Utilizzano Internet come principale fonte di informazione sulla propria malattia, la maggior parte di loro è sovrappeso od obesa, sono pensionati e praticano regolarmente una qualche forma di attività fisica, che consiste per lo più in una camminata di 20 minuti. Sono questi solo alcuni dei dati emersi dall’indagine Diabetes Monitor sulle persone con diabete in Italia, giunto alla quinta edizione, realizzato da MediPragma in collaborazione con Università di Roma "Tor Vergata" e Italian Barometer Diabetes Observatory (Ibdo) Foundation. Rispetto all’indagine del 2013 il ruolo dei medici come fonte di informazione si è ridimensionato a vantaggio delle fonti non mediche: cresce infatti il peso di Internet (dal 31,9 al 70,9%), ma anche delle associazioni pazienti (dall’11,2 al 69,9%). 
«La pratica dell’e-health è sempre più diffusa in Italia e anche le persone con diabete dichiarano di far largo uso delle nuove tecnologie per informarsi su tutto ciò che ruota intorno alla loro malattia» afferma Simona Frontoni, presidente del comitato scientifico Ibdo Foundation. 
«La rilevazione inoltre - spiega Lucio Corsaro, direttore generale MediPragma - evidenzia come le associazioni, ad oggi, giochino un ruolo cruciale per acquisire consapevolezza verso la malattia da parte delle persone con diabete con un impatto determinante nell’aiutarle a raggiungere e mantenere i propri obiettivi terapeutici». 
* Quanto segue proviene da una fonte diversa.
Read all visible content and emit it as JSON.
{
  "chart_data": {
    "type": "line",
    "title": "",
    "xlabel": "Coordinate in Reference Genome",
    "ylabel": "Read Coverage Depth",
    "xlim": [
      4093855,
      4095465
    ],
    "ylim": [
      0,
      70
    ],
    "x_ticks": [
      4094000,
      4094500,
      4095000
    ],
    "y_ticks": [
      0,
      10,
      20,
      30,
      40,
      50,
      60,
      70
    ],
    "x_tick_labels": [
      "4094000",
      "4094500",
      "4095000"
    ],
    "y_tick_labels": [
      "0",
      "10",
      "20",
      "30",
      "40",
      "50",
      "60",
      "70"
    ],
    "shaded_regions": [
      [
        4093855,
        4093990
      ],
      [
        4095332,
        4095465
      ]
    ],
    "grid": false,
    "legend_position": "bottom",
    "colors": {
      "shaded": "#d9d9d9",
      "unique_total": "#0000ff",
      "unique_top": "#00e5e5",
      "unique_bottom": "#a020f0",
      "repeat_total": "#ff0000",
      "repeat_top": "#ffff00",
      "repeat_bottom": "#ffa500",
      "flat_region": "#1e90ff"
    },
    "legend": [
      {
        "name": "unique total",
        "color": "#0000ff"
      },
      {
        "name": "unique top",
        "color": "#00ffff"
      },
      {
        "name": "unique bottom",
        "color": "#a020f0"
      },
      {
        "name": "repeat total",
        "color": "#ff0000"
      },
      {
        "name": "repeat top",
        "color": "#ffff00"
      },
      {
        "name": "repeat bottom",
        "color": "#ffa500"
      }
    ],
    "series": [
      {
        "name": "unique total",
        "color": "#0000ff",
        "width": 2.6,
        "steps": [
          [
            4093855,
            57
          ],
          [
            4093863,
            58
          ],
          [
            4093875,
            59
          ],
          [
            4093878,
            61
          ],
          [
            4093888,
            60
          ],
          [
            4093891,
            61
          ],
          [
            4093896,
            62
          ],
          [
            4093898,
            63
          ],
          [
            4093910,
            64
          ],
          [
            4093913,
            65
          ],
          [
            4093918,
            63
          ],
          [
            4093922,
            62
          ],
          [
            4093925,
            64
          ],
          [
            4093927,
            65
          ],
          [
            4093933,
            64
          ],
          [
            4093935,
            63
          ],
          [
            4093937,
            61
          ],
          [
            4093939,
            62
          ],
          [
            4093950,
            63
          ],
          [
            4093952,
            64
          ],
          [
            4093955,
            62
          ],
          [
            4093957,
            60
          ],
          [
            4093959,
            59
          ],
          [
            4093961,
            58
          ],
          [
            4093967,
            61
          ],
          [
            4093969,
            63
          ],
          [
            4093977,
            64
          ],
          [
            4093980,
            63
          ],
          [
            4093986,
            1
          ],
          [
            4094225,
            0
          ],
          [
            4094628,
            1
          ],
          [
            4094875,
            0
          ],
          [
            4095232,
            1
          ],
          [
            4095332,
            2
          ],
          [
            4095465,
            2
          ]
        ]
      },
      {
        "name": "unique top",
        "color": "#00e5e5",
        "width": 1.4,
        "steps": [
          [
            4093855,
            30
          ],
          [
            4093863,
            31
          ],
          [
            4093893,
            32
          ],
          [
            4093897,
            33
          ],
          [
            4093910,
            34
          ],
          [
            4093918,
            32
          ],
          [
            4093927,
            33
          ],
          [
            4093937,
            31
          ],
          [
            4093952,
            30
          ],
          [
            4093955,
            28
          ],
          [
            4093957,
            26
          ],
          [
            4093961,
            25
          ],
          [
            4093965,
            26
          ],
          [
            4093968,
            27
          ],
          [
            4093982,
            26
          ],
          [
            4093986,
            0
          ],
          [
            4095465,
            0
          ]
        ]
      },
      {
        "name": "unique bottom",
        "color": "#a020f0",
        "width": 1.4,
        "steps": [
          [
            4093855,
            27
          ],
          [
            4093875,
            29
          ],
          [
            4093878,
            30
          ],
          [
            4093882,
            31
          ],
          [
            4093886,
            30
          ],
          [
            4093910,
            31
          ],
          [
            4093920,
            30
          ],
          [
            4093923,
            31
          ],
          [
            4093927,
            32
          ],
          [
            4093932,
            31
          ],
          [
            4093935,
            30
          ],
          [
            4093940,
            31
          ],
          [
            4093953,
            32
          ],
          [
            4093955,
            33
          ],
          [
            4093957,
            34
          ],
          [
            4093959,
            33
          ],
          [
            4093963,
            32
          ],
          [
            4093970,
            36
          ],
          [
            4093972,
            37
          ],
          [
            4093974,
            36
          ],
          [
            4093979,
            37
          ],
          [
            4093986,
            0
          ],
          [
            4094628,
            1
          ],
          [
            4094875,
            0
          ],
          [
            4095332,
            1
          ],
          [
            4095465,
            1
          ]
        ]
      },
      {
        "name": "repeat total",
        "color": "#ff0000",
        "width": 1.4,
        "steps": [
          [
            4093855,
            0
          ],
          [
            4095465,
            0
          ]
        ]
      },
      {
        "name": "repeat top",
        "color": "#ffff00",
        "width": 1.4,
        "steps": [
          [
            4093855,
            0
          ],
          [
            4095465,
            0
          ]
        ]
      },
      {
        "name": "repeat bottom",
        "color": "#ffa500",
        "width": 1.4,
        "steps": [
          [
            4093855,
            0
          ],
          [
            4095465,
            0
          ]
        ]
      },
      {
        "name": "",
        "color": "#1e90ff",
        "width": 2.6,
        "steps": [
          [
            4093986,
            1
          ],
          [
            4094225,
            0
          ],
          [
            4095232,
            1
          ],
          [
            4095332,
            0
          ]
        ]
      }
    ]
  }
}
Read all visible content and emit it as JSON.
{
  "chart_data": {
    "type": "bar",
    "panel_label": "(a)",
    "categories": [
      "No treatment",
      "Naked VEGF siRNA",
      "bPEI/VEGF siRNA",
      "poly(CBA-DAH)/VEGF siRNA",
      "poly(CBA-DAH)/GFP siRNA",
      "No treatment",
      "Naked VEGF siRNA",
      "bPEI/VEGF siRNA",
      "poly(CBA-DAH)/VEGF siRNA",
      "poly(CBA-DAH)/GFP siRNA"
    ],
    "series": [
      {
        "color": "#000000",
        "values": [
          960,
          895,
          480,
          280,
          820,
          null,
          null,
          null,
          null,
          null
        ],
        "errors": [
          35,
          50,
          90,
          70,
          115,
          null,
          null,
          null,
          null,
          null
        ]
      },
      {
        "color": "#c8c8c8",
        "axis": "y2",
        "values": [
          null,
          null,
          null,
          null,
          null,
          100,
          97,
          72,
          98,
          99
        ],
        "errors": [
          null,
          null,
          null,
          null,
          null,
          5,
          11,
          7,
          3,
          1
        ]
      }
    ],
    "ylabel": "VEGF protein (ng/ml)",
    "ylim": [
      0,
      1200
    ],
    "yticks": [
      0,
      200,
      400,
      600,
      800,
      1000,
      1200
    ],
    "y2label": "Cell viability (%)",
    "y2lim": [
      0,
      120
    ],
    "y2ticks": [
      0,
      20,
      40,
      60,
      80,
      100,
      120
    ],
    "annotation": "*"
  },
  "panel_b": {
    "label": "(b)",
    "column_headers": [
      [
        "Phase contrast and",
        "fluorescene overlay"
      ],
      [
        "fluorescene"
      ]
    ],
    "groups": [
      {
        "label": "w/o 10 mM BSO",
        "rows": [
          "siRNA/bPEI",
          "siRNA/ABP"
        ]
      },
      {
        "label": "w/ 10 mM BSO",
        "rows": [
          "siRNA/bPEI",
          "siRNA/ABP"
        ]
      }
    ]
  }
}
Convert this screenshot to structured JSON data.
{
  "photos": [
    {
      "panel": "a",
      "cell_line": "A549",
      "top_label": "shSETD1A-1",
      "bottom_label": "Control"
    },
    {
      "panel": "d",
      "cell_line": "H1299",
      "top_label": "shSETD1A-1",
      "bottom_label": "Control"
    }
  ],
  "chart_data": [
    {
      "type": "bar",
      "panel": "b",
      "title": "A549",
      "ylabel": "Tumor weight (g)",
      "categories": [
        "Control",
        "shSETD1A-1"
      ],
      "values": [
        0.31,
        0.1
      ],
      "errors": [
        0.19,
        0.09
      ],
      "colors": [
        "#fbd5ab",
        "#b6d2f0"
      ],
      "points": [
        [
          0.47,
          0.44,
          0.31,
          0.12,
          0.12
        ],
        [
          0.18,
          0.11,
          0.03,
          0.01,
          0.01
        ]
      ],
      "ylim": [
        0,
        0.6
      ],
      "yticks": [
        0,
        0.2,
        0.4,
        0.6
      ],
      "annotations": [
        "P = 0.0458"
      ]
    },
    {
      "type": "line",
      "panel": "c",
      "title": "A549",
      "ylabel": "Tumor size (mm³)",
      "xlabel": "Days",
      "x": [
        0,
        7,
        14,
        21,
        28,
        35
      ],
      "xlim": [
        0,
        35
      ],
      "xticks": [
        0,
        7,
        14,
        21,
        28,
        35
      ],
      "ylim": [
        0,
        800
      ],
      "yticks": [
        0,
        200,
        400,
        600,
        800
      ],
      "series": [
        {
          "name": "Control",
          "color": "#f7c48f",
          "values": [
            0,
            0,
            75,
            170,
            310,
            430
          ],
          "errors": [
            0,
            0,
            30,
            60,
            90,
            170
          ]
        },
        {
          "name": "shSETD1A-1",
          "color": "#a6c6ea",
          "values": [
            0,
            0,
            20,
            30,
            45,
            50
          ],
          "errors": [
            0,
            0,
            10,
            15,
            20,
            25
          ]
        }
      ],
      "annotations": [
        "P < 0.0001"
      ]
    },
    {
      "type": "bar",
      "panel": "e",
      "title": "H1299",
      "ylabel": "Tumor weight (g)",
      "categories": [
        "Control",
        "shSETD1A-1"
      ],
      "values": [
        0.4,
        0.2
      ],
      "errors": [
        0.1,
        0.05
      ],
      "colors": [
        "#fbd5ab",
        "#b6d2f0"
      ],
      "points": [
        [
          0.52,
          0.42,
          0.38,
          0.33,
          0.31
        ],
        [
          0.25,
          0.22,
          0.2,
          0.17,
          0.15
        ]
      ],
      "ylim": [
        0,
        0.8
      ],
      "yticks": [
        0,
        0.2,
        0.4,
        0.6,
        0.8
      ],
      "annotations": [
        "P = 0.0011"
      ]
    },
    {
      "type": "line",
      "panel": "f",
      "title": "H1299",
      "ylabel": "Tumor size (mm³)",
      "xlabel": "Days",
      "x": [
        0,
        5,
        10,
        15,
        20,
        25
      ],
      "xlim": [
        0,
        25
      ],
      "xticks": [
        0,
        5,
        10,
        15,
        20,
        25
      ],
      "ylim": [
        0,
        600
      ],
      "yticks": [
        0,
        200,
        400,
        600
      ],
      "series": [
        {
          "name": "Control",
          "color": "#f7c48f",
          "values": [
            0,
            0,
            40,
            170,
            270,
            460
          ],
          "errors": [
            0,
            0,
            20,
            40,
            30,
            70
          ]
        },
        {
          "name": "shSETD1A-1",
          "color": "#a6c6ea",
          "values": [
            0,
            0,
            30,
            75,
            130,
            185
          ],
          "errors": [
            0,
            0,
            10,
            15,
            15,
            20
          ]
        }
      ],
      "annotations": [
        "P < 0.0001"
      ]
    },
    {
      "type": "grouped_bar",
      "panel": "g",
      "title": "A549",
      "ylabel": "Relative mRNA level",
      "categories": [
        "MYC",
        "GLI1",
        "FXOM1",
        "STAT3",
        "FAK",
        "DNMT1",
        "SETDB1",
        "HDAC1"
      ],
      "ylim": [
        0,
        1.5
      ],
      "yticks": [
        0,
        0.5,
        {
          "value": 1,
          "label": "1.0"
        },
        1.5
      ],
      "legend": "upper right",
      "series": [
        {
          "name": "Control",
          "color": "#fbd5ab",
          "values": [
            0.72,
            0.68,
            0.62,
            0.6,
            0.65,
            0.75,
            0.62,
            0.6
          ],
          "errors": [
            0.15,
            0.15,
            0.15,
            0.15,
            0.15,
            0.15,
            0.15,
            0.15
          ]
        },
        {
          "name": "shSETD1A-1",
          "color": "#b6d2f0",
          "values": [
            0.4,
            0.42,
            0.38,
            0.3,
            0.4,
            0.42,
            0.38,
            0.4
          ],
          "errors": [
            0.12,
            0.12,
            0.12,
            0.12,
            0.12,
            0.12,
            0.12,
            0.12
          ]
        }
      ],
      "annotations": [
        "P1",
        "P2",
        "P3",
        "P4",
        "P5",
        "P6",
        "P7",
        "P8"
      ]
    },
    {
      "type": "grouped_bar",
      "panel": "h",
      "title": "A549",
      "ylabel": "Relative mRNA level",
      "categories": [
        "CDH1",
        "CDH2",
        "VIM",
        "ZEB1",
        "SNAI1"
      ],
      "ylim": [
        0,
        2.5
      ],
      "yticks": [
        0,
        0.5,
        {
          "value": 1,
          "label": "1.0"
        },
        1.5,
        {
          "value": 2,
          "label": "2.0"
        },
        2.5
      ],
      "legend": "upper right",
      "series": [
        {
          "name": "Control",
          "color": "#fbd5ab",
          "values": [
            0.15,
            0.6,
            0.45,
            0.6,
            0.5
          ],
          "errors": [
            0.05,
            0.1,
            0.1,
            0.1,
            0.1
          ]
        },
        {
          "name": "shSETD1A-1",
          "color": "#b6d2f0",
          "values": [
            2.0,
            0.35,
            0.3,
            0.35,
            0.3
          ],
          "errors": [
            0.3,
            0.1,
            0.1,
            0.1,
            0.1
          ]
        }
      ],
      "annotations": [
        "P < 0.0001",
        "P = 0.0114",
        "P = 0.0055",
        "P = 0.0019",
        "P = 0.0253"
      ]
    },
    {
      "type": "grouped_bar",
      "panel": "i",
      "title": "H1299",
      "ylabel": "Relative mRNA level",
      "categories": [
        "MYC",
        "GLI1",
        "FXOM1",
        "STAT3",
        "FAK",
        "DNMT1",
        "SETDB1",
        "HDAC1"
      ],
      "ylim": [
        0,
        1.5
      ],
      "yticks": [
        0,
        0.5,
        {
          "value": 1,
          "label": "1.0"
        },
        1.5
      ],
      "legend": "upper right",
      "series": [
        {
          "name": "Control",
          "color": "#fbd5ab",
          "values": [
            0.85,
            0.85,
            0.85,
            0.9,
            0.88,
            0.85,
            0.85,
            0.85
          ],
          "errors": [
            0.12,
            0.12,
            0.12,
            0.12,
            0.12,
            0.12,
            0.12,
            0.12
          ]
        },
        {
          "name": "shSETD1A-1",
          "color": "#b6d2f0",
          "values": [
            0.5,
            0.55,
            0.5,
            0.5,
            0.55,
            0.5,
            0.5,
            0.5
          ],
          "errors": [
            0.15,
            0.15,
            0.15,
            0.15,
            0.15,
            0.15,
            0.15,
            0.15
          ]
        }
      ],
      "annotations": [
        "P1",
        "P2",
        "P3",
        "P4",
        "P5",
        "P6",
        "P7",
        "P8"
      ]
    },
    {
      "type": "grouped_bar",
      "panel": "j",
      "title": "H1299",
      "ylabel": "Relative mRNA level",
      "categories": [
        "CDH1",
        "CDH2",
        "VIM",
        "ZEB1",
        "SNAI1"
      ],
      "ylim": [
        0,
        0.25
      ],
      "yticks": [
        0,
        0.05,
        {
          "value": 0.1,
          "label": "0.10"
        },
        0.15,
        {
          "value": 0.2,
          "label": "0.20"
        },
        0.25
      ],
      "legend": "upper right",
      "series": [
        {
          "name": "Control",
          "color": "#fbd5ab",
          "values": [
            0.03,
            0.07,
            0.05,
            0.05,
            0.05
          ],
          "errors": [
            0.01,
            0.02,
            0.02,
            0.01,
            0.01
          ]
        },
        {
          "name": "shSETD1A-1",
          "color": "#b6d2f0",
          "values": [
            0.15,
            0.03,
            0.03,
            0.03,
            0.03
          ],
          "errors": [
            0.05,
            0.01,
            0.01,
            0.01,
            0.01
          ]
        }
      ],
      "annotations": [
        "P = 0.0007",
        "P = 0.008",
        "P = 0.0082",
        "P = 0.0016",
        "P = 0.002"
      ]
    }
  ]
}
«Le associazioni - aggiunge Frontoni - sono diventate un punto di riferimento importante, grazie principalmente a un incremento dell’attivismo e ad un maggior riconoscimento del loro ruolo, probabilmente grazie al piano nazionale sulla malattia diabetica che pone la persona con diabete al centro del processo gestionale della malattia. Tutto questo però non dovrebbe far perdere di vista il ruolo fondamentale dei medici: l’educazione terapeutica e in particolare il dialogo con il team diabetologico sono necessari per gestire al meglio il diabete».
Un’ulteriore conferma che emerge dall’indagine riguarda il rapporto tra diabete e peso. Ben 8 diabetici su 10 non in cura con l’insulina, hanno un indice di massa corporea (IMC) superiore alla norma e nel 30% dei casi risulta obeso. Delle persone in trattamento con insulina 6 su 10 (60%) dichiarano di essere sovrappeso od obese, una su quattro (25%) è obesa. «Il rapporto tra diabete e obesità è noto da tempo» dichiara Paolo Sbraccia, presidente della Società italiana dell’obesità (Sio). «Quanto più una persona è sovrappeso, maggiore è il rischio che possa sviluppare il diabete. Se consideriamo che solo in Italia il 10% della popolazione è obesa e il 40% in sovrappeso, possiamo capire che cosa può riservarci il futuro. Un invito all’azione per riconoscere e trattare l’obesità è stato lanciato con la presentazione all’Expo 2015 della Milan Declaration, il documento siglato da tutte le associazioni scientifiche continentali e promosso da Sio e European Association for the Study of Obesity (Easo). Lo scopo è quello di sensibilizzare i governi e le autorità sovranazionali ad agire rapidamente per arginare quella che rimane una vera e propria epidemia».